Malgré des lois strictes et des tabous culturels, la consommation de drogue est une réalité partout au Moyen-Orient. Des amateurs de captagon dans le Golfe aux fumeurs de haschisch en Afrique du Nord, la région a une histoire de consommation, de culture et de distribution. Pourtant, l’un des principaux facteurs qui a exacerbé la consommation de drogue – en particulier la consommation chaotique et problématique – dans la région est la guerre et les conflits.
Ce phénomène est particulièrement visible au Levant, une région qui a été le théâtre de guerres civiles, d’invasions étrangères et de conflits au cours des deux dernières décennies. Plus récemment, les attaques israéliennes dans la région ont déplacé des milliers de personnes vers des conditions de vie et des environnements plus précaires à Gaza, en Cisjordanie, au Liban et en Syrie.

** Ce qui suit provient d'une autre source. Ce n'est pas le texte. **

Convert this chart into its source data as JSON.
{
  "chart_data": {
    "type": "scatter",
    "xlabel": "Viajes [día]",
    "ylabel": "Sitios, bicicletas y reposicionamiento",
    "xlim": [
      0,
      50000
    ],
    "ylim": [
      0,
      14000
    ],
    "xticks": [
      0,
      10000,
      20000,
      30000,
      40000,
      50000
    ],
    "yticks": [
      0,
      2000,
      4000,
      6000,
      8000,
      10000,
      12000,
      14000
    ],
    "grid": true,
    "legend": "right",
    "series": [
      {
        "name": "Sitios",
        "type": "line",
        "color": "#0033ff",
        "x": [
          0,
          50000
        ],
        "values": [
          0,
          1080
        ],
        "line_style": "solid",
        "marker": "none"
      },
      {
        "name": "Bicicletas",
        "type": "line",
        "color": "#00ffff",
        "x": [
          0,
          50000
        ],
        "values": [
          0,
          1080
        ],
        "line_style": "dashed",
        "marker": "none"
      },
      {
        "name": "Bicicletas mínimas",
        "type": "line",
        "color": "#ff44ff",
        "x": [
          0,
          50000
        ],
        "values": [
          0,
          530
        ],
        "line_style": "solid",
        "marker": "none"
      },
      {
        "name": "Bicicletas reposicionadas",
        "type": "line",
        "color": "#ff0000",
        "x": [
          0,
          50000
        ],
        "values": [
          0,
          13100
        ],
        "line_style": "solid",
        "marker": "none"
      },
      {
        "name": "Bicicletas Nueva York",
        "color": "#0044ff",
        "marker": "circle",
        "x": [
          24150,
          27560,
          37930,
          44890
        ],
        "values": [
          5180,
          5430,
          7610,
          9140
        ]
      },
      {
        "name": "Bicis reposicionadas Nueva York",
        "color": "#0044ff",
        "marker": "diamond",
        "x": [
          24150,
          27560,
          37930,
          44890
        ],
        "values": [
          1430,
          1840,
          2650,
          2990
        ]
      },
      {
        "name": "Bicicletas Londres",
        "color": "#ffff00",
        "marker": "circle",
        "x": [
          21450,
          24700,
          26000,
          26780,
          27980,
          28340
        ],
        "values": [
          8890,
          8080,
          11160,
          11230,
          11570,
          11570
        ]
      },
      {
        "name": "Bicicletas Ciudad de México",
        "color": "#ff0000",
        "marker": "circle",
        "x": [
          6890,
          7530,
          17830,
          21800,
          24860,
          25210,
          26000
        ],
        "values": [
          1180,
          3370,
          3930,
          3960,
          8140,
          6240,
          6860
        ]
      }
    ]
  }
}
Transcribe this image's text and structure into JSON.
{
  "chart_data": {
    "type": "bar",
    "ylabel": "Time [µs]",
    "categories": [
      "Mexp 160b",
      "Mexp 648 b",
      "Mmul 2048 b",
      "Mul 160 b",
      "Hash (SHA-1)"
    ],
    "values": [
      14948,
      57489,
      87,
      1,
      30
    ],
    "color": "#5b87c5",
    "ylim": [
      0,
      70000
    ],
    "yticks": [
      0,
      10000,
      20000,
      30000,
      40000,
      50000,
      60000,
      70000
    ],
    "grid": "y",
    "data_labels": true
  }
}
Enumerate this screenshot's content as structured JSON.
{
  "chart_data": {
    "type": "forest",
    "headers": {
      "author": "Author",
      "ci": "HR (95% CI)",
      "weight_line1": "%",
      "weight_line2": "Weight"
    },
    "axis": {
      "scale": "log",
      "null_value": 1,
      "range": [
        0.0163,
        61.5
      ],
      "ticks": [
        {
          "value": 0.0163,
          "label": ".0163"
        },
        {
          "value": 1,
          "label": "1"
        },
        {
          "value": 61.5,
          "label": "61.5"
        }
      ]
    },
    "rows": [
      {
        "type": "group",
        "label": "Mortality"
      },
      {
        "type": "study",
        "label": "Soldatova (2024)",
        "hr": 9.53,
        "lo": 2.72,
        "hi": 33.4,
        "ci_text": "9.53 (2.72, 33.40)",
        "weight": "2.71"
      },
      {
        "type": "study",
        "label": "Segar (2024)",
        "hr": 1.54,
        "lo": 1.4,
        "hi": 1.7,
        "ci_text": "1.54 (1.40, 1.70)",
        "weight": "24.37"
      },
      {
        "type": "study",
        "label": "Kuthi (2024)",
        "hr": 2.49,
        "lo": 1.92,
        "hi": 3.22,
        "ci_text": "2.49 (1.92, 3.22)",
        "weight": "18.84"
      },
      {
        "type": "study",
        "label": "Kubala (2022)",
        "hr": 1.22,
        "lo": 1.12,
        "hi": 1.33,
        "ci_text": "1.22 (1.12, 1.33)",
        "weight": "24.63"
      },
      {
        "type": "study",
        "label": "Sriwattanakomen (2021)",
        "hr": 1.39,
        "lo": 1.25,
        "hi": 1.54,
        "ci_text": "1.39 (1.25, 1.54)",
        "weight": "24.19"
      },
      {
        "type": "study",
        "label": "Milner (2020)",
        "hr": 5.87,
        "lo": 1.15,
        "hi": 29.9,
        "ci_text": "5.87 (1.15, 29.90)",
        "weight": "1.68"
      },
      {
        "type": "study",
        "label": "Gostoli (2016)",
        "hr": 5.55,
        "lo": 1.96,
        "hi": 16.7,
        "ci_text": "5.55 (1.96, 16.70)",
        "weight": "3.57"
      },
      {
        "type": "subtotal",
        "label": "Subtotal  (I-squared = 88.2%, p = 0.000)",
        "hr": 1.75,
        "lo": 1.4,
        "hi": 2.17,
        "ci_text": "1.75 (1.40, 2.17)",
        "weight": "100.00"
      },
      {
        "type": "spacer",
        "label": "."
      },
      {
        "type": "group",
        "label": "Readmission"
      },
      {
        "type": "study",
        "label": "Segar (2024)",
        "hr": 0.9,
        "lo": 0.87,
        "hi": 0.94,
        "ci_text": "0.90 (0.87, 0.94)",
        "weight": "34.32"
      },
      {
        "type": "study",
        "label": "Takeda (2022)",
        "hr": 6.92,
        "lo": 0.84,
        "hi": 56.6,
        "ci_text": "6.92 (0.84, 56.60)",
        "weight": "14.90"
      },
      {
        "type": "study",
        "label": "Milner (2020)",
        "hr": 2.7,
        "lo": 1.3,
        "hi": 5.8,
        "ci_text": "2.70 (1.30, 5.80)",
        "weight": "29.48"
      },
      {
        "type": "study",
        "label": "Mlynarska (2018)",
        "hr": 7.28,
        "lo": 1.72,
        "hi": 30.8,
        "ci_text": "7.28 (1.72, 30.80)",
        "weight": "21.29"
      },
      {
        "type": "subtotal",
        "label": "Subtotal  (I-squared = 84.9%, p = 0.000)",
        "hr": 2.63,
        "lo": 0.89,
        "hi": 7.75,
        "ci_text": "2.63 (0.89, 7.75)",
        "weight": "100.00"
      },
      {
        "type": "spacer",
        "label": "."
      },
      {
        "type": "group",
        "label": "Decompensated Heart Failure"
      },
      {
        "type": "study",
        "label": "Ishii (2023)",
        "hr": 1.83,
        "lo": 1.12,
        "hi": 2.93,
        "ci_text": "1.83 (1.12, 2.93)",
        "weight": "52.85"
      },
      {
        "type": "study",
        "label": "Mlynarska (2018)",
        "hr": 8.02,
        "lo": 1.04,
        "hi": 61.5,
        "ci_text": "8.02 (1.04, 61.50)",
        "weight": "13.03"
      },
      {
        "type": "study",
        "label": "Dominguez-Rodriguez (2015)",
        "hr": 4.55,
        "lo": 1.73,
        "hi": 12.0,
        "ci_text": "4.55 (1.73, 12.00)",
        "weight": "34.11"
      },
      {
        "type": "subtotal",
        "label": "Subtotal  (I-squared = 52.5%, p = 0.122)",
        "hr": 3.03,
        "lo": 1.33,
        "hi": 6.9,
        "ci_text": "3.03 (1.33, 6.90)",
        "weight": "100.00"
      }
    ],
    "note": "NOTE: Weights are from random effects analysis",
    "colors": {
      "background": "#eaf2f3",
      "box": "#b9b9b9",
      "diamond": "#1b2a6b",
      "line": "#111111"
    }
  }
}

Une nouvelle rapport MedGlobal, une organisation fournissant un soutien humanitaire et développant des programmes de santé dans les zones vulnérables, a examiné rétrospectivement la consommation de drogue en Syrie, sa guerre civile et son impact sur les systèmes de santé, mettant en lumière des recherches de 2022 menées auprès de personnes vivant dans le pays et à l'étranger.
La lutte pour le pouvoir entre le régime au pouvoir d'Assad et les forces armées de l'opposition qui a commencé en 2011 (et fait toujours rage) a causé des destructions et des dégâts massifs : des milliers de maisons ont été détruites dans les grandes villes, l'économie s'est effondrée, et plus 500,000 ont été tués, dont environ 300,000 Les civils sont des civils. Des forces non étatiques contrôlent différentes régions du pays, compliquant l’accès aux soins de santé et facilitant le trafic de drogue à travers de nombreux points frontaliers.
Ce dernier rapport examine comment la consommation de drogue s’est développée dans le pays en réponse à la guerre civile, en tirant des leçons non seulement pour la Syrie, mais aussi pour les pays voisins aux prises avec des contextes similaires de conflit, de destruction des infrastructures de santé et de déplacement humain.
La drogue en Syrie
Alors que la culture du cannabis était répandue en Syrie avant la guerre civile, la consommation de drogue a considérablement augmenté depuis 2011. Cela est notamment dû au commerce du captagon, une drogue à base d'amphétamine. produit par des groupes affiliés à l'État Cela apporte des fonds indispensables au gouvernement. Estimations Selon le rapport, 80 % de l'approvisionnement mondial en captagon est produit en Syrie, et cette drogue a généré des milliards de dollars de revenus pour le régime Assad. Mais comme le révèle le rapport, elle a également eu un impact sur la consommation de drogue en Syrie.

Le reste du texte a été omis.